Rethink law education, Chief Justice tells UKZN

2010-10-25 00:00

THE teaching of law must move from regurgitation of notes to practical instruction, “which equips students with the necessary technical skills to assist communities in real- life situations”.

So said Chief Justice Sandile Ngcobo during his keynote address at a gala dinner to celebrate 100 years of teaching law in the faculty of law at the University of KwaZulu-Natal, at the Pietermaritzbur­g Royal Showgrounds on Saturday.

Ngcobo addressed a law centenary reunion gala dinner that brought together law graduates from the former universities of Durban-Westville and Natal, and those of the UKZN.

He said law graduates should come out of law school not as receivers of information, but as people who can apply knowledge to real-life legal problems.

“The new constitutional order … places many demands on legal professionals. The development of legal minds equipped to respond to these demands begins here. It starts in the lecture rooms.”

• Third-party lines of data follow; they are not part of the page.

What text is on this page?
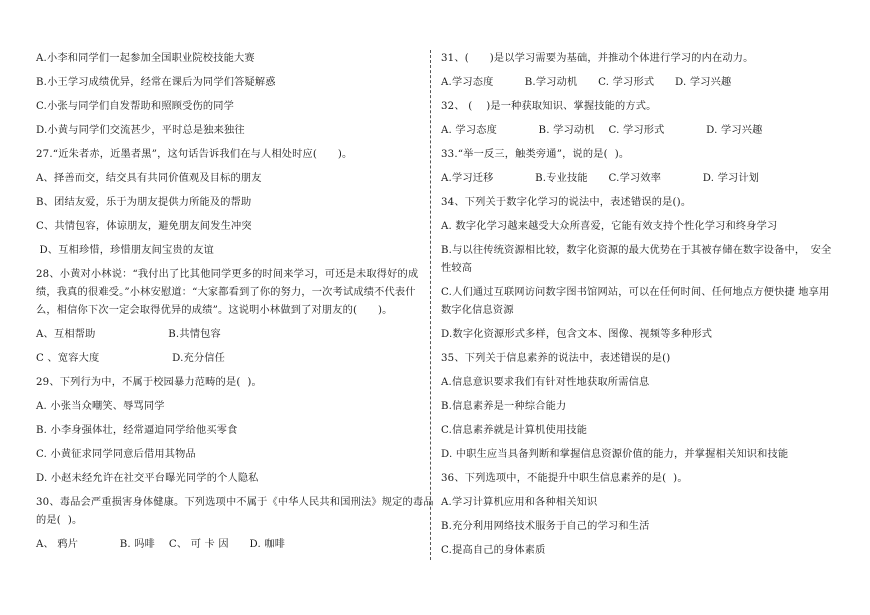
A.小李和同学们一起参加全国职业院校技能大赛
B.小王学习成绩优异，经常在课后为同学们答疑解惑
C.小张与同学们自发帮助和照顾受伤的同学
D.小黄与同学们交流甚少，平时总是独来独往
27.“近朱者赤，近墨者黑”，这句话告诉我们在与人相处时应(　　)。
A、择善而交，结交具有共同价值观及目标的朋友
B、团结友爱，乐于为朋友提供力所能及的帮助
C、共情包容，体谅朋友，避免朋友间发生冲突
D、互相珍惜，珍惜朋友间宝贵的友谊
28、小黄对小林说：“我付出了比其他同学更多的时间来学习，可还是未取得好的成
绩，我真的很难受。”小林安慰道：“大家都看到了你的努力，一次考试成绩不代表什
么，相信你下次一定会取得优异的成绩”。这说明小林做到了对朋友的(　　)。
A、互相帮助　　　　　　　B.共情包容
C 、宽容大度　　　　　　　D.充分信任
29、下列行为中，不属于校园暴力范畴的是(  )。
A. 小张当众嘲笑、辱骂同学
B. 小李身强体壮，经常逼迫同学给他买零食
C. 小黄征求同学同意后借用其物品
D. 小赵未经允许在社交平台曝光同学的个人隐私
30、毒品会严重损害身体健康。下列选项中不属于《中华人民共和国刑法》规定的毒品
的是(  )。
A、 鸦片　　　　B. 吗啡　 C、 可 卡 因　　D. 咖啡
31、(　　)是以学习需要为基础，并推动个体进行学习的内在动力。
A.学习态度　　　B.学习动机　　C. 学习形式　　D. 学习兴趣
32、 (　 )是一种获取知识、掌握技能的方式。
A. 学习态度　　　　B. 学习动机　 C. 学习形式　　　　D. 学习兴趣
33.“举一反三，触类旁通”，说的是(  )。
A.学习迁移　　　　B.专业技能　　C.学习效率　　　　D. 学习计划
34、下列关于数字化学习的说法中，表述错误的是()。
A. 数字化学习越来越受大众所喜爱，它能有效支持个性化学习和终身学习
B.与以往传统资源相比较，数字化资源的最大优势在于其被存储在数字设备中，　安全
性较高
C.人们通过互联网访问数字图书馆网站，可以在任何时间、任何地点方便快捷 地享用
数字化信息资源
D.数字化资源形式多样，包含文本、图像、视频等多种形式
35、下列关于信息素养的说法中，表述错误的是()
A.信息意识要求我们有针对性地获取所需信息
B.信息素养是一种综合能力
C.信息素养就是计算机使用技能
D. 中职生应当具备判断和掌握信息资源价值的能力，并掌握相关知识和技能
36、下列选项中，不能提升中职生信息素养的是(  )。
A.学习计算机应用和各种相关知识
B.充分利用网络技术服务于自己的学习和生活
C.提高自己的身体素质
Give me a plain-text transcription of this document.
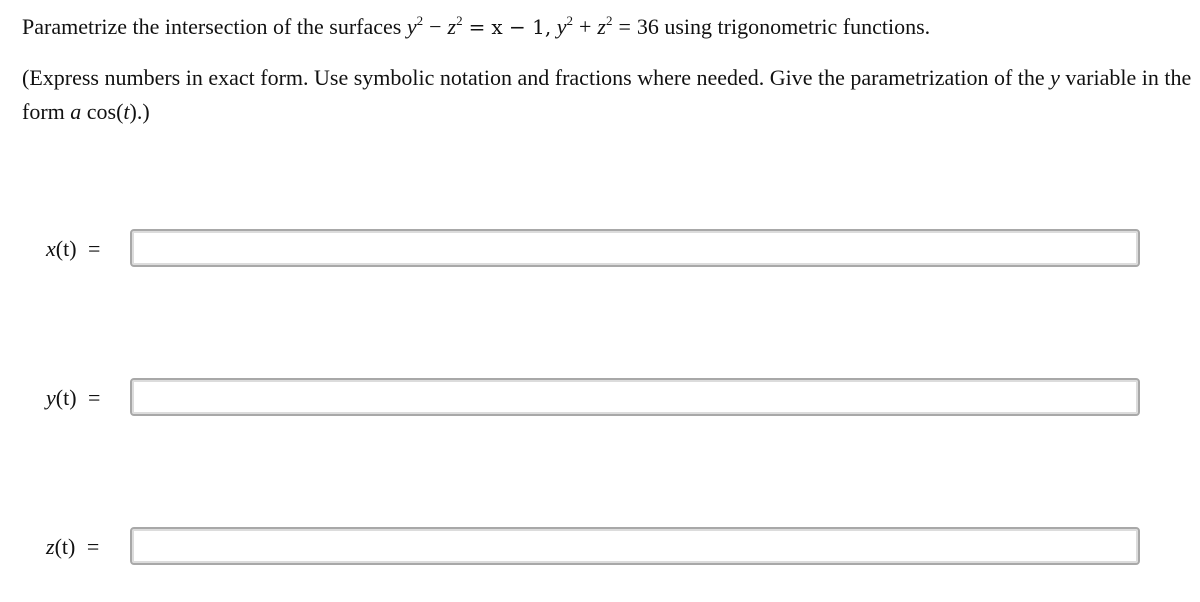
Parametrize the intersection of the surfaces $y^2 - z^2 = x - 1$, $y^2 + z^2 = 36$ using trigonometric functions.
(Express numbers in exact form. Use symbolic notation and fractions where needed. Give the parametrization of the y variable in the form a cos(t).)
x(t) =
y(t) =
z(t) =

“Law graduates must emerge from university able to analyse judicial decisions, write clearly, critically and persuasively and perform thorough legal research.

“A law student, when presented with a factual scenario, must, as second nature, consider the constitutional implications, relevant statutes, the common law and decided cases …” South Africa cannot afford to produce lawyers who are unfamiliar with the Constitution.

Ngcobo said legal academics are needed to critically analyse the jurisprudence of the courts, “pointing out any flaws which might arise and to train well-equipped legal practitioners.”

He urged UKZN to re-examine its methods of legal education and the scope of that education, and to put emphasis on legal performance as well as legal principles.